14 April

The Three Stooges. Who Is The Stranger In My Bed?

by Jon Katz
Laughing with the Stooges

In our humorless and anxious culture, slapstick is sorely missed, at least for me. iI’ve always loved slapstick, from W.C. Fields to Jerry Lewis to Bugs Bunny to the Marks Brothers and even the Three Stooges, an admittedly low end and sophomoric form of the genre. I almost had to be hospitalized when Fields kicked Baby Leroy across the room in “Never Give A Sucker An Even Break,” I was laughing so hard, or when O.J. Simpson (yes, O.J.) was pushed off the stadium upper deck in “Naked Gun.” Slapstick reminds us not to take life too seriously, as we do in our warning-obsessed, regulated, lawsuit obsessed, argumentative and politically correct culture.

I try to laugh all of the time, at myself and others, in my writing and photos,  amidst all of the warnings and regulations. There isn’t enough of it.  It’s too bad because we all need to laugh, it is important, like love, and slapstick made us laugh,  almost always targeting authority figures, from priests and  rabbis to bossy spouses to nasty bosses to officious cops.

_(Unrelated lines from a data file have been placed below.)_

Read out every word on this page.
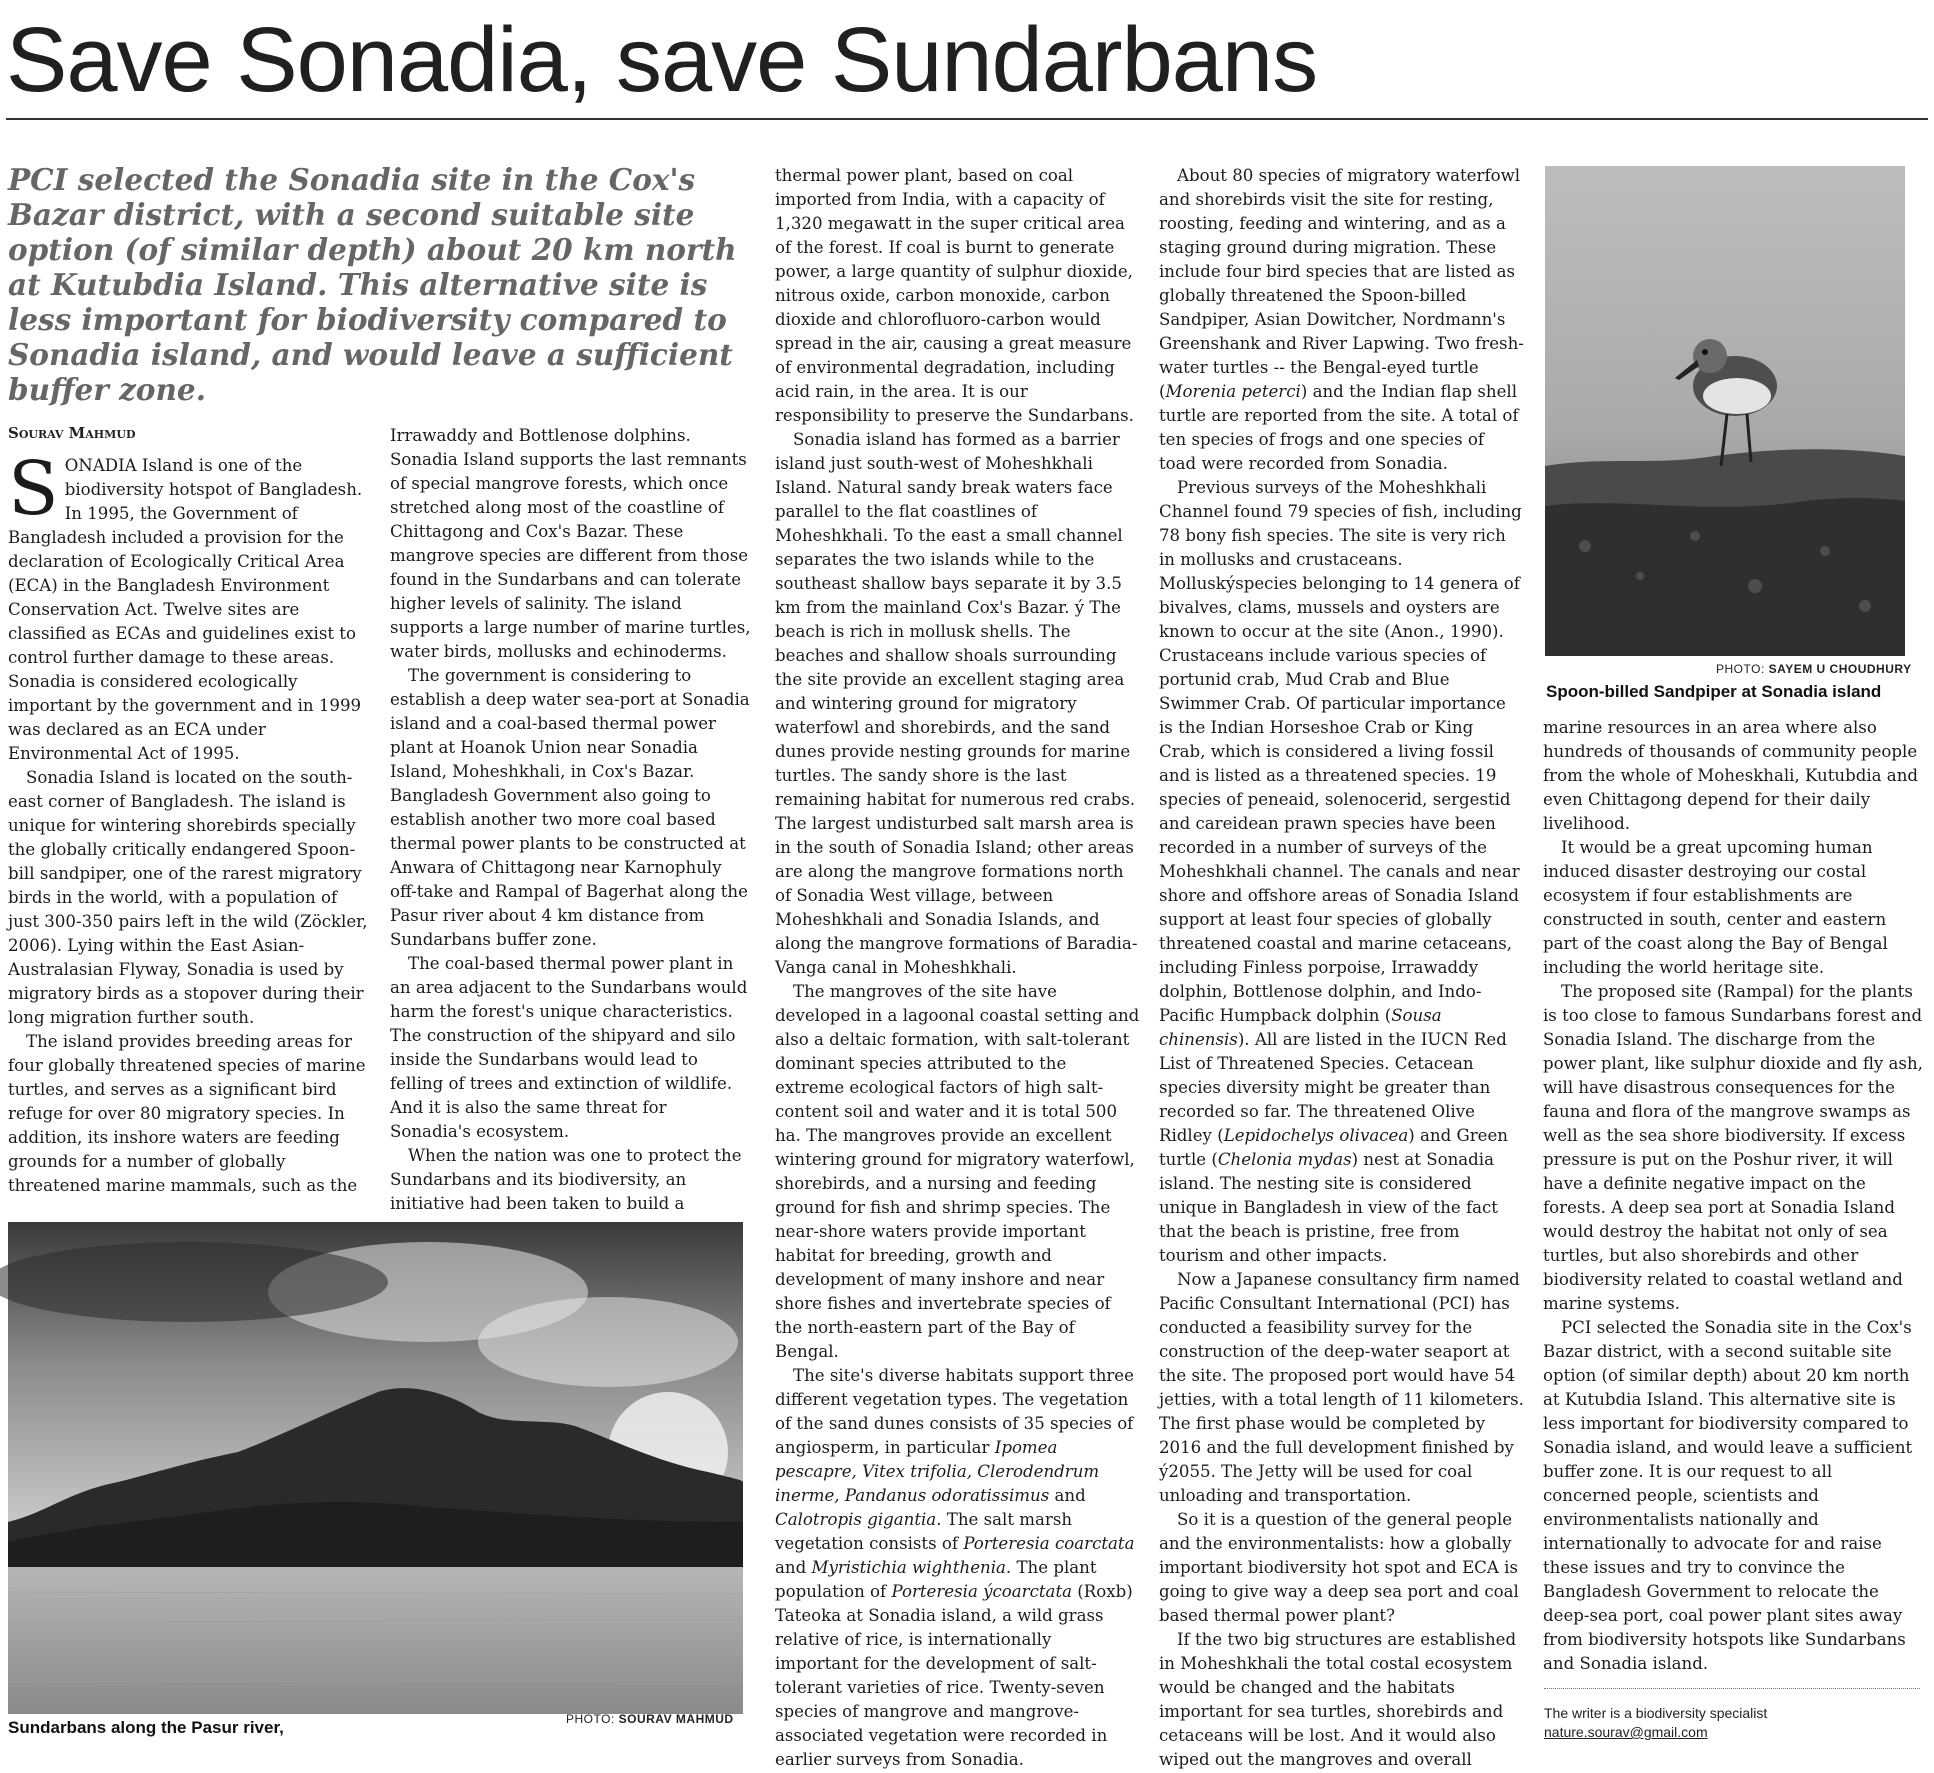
Save Sonadia, save Sundarbans

PCI selected the Sonadia site in the Cox's Bazar district, with a second suitable site option (of similar depth) about 20 km north at Kutubdia Island. This alternative site is less important for biodiversity compared to Sonadia island, and would leave a sufficient buffer zone.

Sourav Mahmud

SONADIA Island is one of the biodiversity hotspot of Bangladesh. In 1995, the Government of Bangladesh included a provision for the declaration of Ecologically Critical Area (ECA) in the Bangladesh Environment Conservation Act. Twelve sites are classified as ECAs and guidelines exist to control further damage to these areas. Sonadia is considered ecologically important by the government and in 1999 was declared as an ECA under Environmental Act of 1995.

Sonadia Island is located on the south-east corner of Bangladesh. The island is unique for wintering shorebirds specially the globally critically endangered Spoon-bill sandpiper, one of the rarest migratory birds in the world, with a population of just 300-350 pairs left in the wild (Zöckler, 2006). Lying within the East Asian-Australasian Flyway, Sonadia is used by migratory birds as a stopover during their long migration further south.

The island provides breeding areas for four globally threatened species of marine turtles, and serves as a significant bird refuge for over 80 migratory species. In addition, its inshore waters are feeding grounds for a number of globally threatened marine mammals, such as the

Irrawaddy and Bottlenose dolphins. Sonadia Island supports the last remnants of special mangrove forests, which once stretched along most of the coastline of Chittagong and Cox's Bazar. These mangrove species are different from those found in the Sundarbans and can tolerate higher levels of salinity. The island supports a large number of marine turtles, water birds, mollusks and echinoderms.

The government is considering to establish a deep water sea-port at Sonadia island and a coal-based thermal power plant at Hoanok Union near Sonadia Island, Moheshkhali, in Cox's Bazar. Bangladesh Government also going to establish another two more coal based thermal power plants to be constructed at Anwara of Chittagong near Karnophuly off-take and Rampal of Bagerhat along the Pasur river about 4 km distance from Sundarbans buffer zone.

The coal-based thermal power plant in an area adjacent to the Sundarbans would harm the forest's unique characteristics. The construction of the shipyard and silo inside the Sundarbans would lead to felling of trees and extinction of wildlife. And it is also the same threat for Sonadia's ecosystem.

When the nation was one to protect the Sundarbans and its biodiversity, an initiative had been taken to build a

Sundarbans along the Pasur river,	PHOTO: SOURAV MAHMUD

thermal power plant, based on coal imported from India, with a capacity of 1,320 megawatt in the super critical area of the forest. If coal is burnt to generate power, a large quantity of sulphur dioxide, nitrous oxide, carbon monoxide, carbon dioxide and chlorofluoro-carbon would spread in the air, causing a great measure of environmental degradation, including acid rain, in the area. It is our responsibility to preserve the Sundarbans.

Sonadia island has formed as a barrier island just south-west of Moheshkhali Island. Natural sandy break waters face parallel to the flat coastlines of Moheshkhali. To the east a small channel separates the two islands while to the southeast shallow bays separate it by 3.5 km from the mainland Cox's Bazar. ý The beach is rich in mollusk shells. The beaches and shallow shoals surrounding the site provide an excellent staging area and wintering ground for migratory waterfowl and shorebirds, and the sand dunes provide nesting grounds for marine turtles. The sandy shore is the last remaining habitat for numerous red crabs. The largest undisturbed salt marsh area is in the south of Sonadia Island; other areas are along the mangrove formations north of Sonadia West village, between Moheshkhali and Sonadia Islands, and along the mangrove formations of Baradia-Vanga canal in Moheshkhali.

The mangroves of the site have developed in a lagoonal coastal setting and also a deltaic formation, with salt-tolerant dominant species attributed to the extreme ecological factors of high salt-content soil and water and it is total 500 ha. The mangroves provide an excellent wintering ground for migratory waterfowl, shorebirds, and a nursing and feeding ground for fish and shrimp species. The near-shore waters provide important habitat for breeding, growth and development of many inshore and near shore fishes and invertebrate species of the north-eastern part of the Bay of Bengal.

The site's diverse habitats support three different vegetation types. The vegetation of the sand dunes consists of 35 species of angiosperm, in particular Ipomea pescapre, Vitex trifolia, Clerodendrum inerme, Pandanus odoratissimus and Calotropis gigantia. The salt marsh vegetation consists of Porteresia coarctata and Myristichia wighthenia. The plant population of Porteresia ýcoarctata (Roxb) Tateoka at Sonadia island, a wild grass relative of rice, is internationally important for the development of salt-tolerant varieties of rice. Twenty-seven species of mangrove and mangrove-associated vegetation were recorded in earlier surveys from Sonadia.

About 80 species of migratory waterfowl and shorebirds visit the site for resting, roosting, feeding and wintering, and as a staging ground during migration. These include four bird species that are listed as globally threatened the Spoon-billed Sandpiper, Asian Dowitcher, Nordmann's Greenshank and River Lapwing. Two fresh-water turtles -- the Bengal-eyed turtle (Morenia peterci) and the Indian flap shell turtle are reported from the site. A total of ten species of frogs and one species of toad were recorded from Sonadia.

Previous surveys of the Moheshkhali Channel found 79 species of fish, including 78 bony fish species. The site is very rich in mollusks and crustaceans. Molluskýspecies belonging to 14 genera of bivalves, clams, mussels and oysters are known to occur at the site (Anon., 1990). Crustaceans include various species of portunid crab, Mud Crab and Blue Swimmer Crab. Of particular importance is the Indian Horseshoe Crab or King Crab, which is considered a living fossil and is listed as a threatened species. 19 species of peneaid, solenocerid, sergestid and careidean prawn species have been recorded in a number of surveys of the Moheshkhali channel. The canals and near shore and offshore areas of Sonadia Island support at least four species of globally threatened coastal and marine cetaceans, including Finless porpoise, Irrawaddy dolphin, Bottlenose dolphin, and Indo-Pacific Humpback dolphin (Sousa chinensis). All are listed in the IUCN Red List of Threatened Species. Cetacean species diversity might be greater than recorded so far. The threatened Olive Ridley (Lepidochelys olivacea) and Green turtle (Chelonia mydas) nest at Sonadia island. The nesting site is considered unique in Bangladesh in view of the fact that the beach is pristine, free from tourism and other impacts.

Now a Japanese consultancy firm named Pacific Consultant International (PCI) has conducted a feasibility survey for the construction of the deep-water seaport at the site. The proposed port would have 54 jetties, with a total length of 11 kilometers. The first phase would be completed by 2016 and the full development finished by ý2055. The Jetty will be used for coal unloading and transportation.

So it is a question of the general people and the environmentalists: how a globally important biodiversity hot spot and ECA is going to give way a deep sea port and coal based thermal power plant?

If the two big structures are established in Moheshkhali the total costal ecosystem would be changed and the habitats important for sea turtles, shorebirds and cetaceans will be lost. And it would also wiped out the mangroves and overall

PHOTO: SAYEM U CHOUDHURY
Spoon-billed Sandpiper at Sonadia island

marine resources in an area where also hundreds of thousands of community people from the whole of Moheskhali, Kutubdia and even Chittagong depend for their daily livelihood.

It would be a great upcoming human induced disaster destroying our costal ecosystem if four establishments are constructed in south, center and eastern part of the coast along the Bay of Bengal including the world heritage site.

The proposed site (Rampal) for the plants is too close to famous Sundarbans forest and Sonadia Island. The discharge from the power plant, like sulphur dioxide and fly ash, will have disastrous consequences for the fauna and flora of the mangrove swamps as well as the sea shore biodiversity. If excess pressure is put on the Poshur river, it will have a definite negative impact on the forests. A deep sea port at Sonadia Island would destroy the habitat not only of sea turtles, but also shorebirds and other biodiversity related to coastal wetland and marine systems.

PCI selected the Sonadia site in the Cox's Bazar district, with a second suitable site option (of similar depth) about 20 km north at Kutubdia Island. This alternative site is less important for biodiversity compared to Sonadia island, and would leave a sufficient buffer zone. It is our request to all concerned people, scientists and environmentalists nationally and internationally to advocate for and raise these issues and try to convince the Bangladesh Government to relocate the deep-sea port, coal power plant sites away from biodiversity hotspots like Sundarbans and Sonadia island.

The writer is a biodiversity specialist
nature.sourav@gmail.com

Slapstick was made for people with authority problems, people like me.

So when I learned the Farrelly Brothers had taken on The Three Stooges, and this movie was to be released this weekend,  I was excited. I wasn’t sure Maria would want to go. My former girlfriend has a great sense of humor, but doesn’t laugh out loud much. Her humor is quiet, as she is, and she is sophisticated, artistic, unlike the man she married. She expressed a strong interest in going, to my surprise, but I was pretty sure she wouldn’t like the crude antics of these former Vaudevillians, with all of their slapping, poking, and hair-pulling. “Are you sure you want to go?” I asked, and she said sure.

I have to admit I did not know the person I sat next to in this theater. From the moment the first (not the last) nun got hit on the head with a church bell, the soft-spoken artist I married was howling. Howling. I could barely hear the movie over her guffaws, thigh-slapping and belly laughs.  She had trouble getting her pretzel into her mouth, drowning out the teenagers behind us. She claims I laughed even louder than she did, but I can’t imagine how this could be possible. We both loved the movie, and it was great to be reminded that in the age of cable news, fearful lawyers, doomsday doctors, angry people online,  pompous politicians, and angry commentators, it is precious to laugh. There is no left and right in slapstick, anything is a target.

When Mo and Curly pulled the armpit hair out of a stuffy monsignor, and Mo dropped a lobster in Curly’s crotch I thought Maria would need assistance. She claims I have a screechy, high-pitched kind of squeak when I laugh. She had never heard that before, she said. Who is this stranger in my bed, I wondered? I turned to her, and I said, “nice to meet you. Who are you?” We resolved to laugh more. I guess we just keep evolving, knowing one another.  And we also resolved to get on Netflix and order some W.C. Fields and Marx Brothers movies.

At the end of the movie, we are brought back to life by an appearance by the Farrelly brothers, striking a more contemporary mode with a lawyer-inspired warning to children not to poke one another in the eye or hit each other on the head with a hammer. The commentary broke the spell, for sure, and stopped the laughing cold. It was very American. As a kid, I saw every slapstick movie there was, and none of them needed to caution me that the slapping wasn’t real or that I should not throw nuns into a swimming pool.